"Well?" said Miss Craigmiles, seeming to intimate that he had looked long enough.
"I shall know Mr. Wingfield, if I ever see him again," remarked Ballard. "Whose guest is he? Or are you all Mrs. Van Bryck's guests?"
"What an idea!" she scoffed. "Cousin Janet is going into the absolutely unknown. She doesn't reach even to the Alleghanies; her America stops short at Philadelphia. She is the chaperon; but our host isn't with us. We are to meet him in the wilds of Colorado."
"Anybody I know?" queried Ballard.
"No. And—oh, yes, I forgot; Professor Gardiner is to join us later. I knew there must be one more somewhere. But he was an afterthought. I—Cousin Janet, I mean—got his acceptance by wire at Omaha."
"Gardiner is not going to join you," said Ballard, with the cool effrontery of a proved friend. "He is going to join me."
"Where? In Cuba?"
"Oh, no; I am not going to Cuba. I am going to live the simple life; building dams and digging ditches in Arcadia."

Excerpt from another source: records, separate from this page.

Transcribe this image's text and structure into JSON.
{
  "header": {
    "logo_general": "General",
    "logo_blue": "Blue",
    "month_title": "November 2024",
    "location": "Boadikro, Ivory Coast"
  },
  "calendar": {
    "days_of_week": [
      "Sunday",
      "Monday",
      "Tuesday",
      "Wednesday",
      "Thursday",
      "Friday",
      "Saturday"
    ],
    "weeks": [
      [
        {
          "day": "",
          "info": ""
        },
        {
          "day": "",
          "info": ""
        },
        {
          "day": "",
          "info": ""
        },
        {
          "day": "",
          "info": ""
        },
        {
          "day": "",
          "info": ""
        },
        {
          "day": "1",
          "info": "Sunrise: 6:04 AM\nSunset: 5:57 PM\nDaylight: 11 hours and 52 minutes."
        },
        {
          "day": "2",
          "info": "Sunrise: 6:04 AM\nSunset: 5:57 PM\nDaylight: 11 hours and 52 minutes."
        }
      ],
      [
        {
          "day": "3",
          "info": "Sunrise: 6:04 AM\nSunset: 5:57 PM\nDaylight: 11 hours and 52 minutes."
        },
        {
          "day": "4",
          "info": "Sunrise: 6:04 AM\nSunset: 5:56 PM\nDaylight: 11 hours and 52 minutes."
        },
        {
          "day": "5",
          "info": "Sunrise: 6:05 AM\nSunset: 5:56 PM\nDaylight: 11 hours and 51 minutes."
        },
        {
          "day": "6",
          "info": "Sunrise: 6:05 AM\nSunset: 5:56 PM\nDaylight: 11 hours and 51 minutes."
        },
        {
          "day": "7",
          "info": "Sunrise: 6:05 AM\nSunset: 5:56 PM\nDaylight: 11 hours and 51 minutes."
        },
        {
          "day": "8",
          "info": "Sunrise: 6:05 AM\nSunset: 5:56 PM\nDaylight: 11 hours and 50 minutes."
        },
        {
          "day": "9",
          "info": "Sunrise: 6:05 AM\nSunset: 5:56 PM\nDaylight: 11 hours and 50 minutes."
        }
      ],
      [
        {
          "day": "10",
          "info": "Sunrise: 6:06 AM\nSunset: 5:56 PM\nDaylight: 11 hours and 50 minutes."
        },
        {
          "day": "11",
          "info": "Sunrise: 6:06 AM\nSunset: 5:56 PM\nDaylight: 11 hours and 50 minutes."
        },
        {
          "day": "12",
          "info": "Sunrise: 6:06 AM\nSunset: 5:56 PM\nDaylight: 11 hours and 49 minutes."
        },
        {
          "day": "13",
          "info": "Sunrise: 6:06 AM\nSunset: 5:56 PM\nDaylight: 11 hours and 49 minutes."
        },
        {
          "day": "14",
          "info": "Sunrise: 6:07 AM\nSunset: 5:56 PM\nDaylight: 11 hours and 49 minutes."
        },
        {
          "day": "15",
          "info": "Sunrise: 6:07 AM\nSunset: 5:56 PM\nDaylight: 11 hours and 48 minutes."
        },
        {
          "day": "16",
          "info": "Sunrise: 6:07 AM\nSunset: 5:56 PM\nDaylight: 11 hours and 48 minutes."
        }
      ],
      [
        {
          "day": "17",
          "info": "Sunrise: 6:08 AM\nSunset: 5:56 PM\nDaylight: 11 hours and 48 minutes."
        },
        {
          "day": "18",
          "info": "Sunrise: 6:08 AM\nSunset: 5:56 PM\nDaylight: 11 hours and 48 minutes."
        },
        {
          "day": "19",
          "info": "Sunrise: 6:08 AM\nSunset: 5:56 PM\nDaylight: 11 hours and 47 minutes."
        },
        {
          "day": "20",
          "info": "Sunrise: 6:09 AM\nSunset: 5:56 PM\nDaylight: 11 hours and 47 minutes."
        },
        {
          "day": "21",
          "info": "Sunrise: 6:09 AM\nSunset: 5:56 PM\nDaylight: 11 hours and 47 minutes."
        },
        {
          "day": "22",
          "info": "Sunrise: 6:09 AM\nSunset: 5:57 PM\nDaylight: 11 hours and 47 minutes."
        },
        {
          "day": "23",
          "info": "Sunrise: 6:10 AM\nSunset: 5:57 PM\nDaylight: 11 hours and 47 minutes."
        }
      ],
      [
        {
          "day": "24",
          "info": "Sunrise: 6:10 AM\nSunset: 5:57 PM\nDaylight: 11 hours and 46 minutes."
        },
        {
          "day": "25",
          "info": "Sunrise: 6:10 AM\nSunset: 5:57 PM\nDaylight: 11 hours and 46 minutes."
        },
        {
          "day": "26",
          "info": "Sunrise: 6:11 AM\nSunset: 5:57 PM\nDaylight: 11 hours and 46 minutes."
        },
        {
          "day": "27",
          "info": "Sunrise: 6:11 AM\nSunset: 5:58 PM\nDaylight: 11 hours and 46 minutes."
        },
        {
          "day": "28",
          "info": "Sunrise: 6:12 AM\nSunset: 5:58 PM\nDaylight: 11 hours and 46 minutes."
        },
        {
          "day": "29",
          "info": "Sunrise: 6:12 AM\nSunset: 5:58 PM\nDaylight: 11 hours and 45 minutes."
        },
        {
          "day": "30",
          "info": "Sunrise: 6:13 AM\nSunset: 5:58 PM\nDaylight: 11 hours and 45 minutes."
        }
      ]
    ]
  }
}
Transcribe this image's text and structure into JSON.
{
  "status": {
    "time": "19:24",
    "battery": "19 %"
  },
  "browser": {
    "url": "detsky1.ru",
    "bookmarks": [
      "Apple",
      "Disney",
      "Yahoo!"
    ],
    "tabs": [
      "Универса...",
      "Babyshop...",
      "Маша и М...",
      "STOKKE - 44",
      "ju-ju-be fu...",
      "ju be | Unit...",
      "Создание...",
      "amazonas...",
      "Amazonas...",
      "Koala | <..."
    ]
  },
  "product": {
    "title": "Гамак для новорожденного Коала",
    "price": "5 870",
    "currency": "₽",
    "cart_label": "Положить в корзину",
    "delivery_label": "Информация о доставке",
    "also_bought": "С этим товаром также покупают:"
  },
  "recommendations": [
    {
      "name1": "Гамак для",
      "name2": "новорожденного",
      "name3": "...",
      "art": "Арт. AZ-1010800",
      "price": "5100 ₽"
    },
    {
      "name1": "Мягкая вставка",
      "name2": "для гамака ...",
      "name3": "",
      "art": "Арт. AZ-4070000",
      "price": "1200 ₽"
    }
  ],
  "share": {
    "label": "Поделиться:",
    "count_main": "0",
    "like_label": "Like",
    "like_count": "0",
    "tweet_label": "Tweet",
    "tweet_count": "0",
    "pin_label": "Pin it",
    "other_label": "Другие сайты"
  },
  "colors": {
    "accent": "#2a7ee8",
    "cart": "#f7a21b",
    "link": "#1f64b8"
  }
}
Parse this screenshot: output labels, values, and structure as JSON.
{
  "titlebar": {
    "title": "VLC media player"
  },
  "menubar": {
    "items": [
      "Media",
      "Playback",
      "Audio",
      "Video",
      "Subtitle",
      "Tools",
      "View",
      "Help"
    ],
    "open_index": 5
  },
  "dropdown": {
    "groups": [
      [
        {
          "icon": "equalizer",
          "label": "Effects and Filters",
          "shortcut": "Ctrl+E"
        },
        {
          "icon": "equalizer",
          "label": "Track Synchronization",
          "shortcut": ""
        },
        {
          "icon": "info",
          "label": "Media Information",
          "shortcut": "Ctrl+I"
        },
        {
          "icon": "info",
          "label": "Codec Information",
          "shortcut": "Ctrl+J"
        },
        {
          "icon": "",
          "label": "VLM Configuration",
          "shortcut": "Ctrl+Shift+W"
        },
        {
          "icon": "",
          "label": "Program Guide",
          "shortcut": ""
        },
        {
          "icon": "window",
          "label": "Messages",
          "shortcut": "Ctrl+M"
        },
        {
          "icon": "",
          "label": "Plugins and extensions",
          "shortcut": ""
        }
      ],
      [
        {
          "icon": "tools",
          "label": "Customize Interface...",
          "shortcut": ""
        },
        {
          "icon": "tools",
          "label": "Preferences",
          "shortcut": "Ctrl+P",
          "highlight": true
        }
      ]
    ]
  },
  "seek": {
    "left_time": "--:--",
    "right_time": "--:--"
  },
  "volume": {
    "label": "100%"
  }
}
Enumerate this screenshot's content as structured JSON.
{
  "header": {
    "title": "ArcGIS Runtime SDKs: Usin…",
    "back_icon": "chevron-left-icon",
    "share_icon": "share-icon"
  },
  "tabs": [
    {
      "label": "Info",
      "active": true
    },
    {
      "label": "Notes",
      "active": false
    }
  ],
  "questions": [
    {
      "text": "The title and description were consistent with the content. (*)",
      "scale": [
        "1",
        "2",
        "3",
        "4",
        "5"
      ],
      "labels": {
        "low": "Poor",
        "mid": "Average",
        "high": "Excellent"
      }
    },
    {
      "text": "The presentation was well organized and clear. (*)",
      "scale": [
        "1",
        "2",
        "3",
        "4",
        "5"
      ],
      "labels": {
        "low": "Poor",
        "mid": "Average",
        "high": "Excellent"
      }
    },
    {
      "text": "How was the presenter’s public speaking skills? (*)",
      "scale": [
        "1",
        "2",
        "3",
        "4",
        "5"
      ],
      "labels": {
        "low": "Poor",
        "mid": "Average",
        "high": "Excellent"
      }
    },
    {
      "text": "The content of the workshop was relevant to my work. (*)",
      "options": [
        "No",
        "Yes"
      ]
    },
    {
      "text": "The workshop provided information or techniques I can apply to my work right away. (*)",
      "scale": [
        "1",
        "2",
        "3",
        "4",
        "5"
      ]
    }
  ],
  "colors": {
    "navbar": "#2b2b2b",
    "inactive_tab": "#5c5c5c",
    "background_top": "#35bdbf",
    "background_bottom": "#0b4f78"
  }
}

He was well used to her swiftly changing moods. What Miss Elsa's critics, who were chiefly of her own sex, spoke of disapprovingly as her flightiness, was to Ballard one of her characterizing charms. Yet he was quite unprepared for her grave and frankly reproachful question:
"Why aren't you going to Cuba? Didn't Mr. Lassley telegraph you not to go to Arcadia?"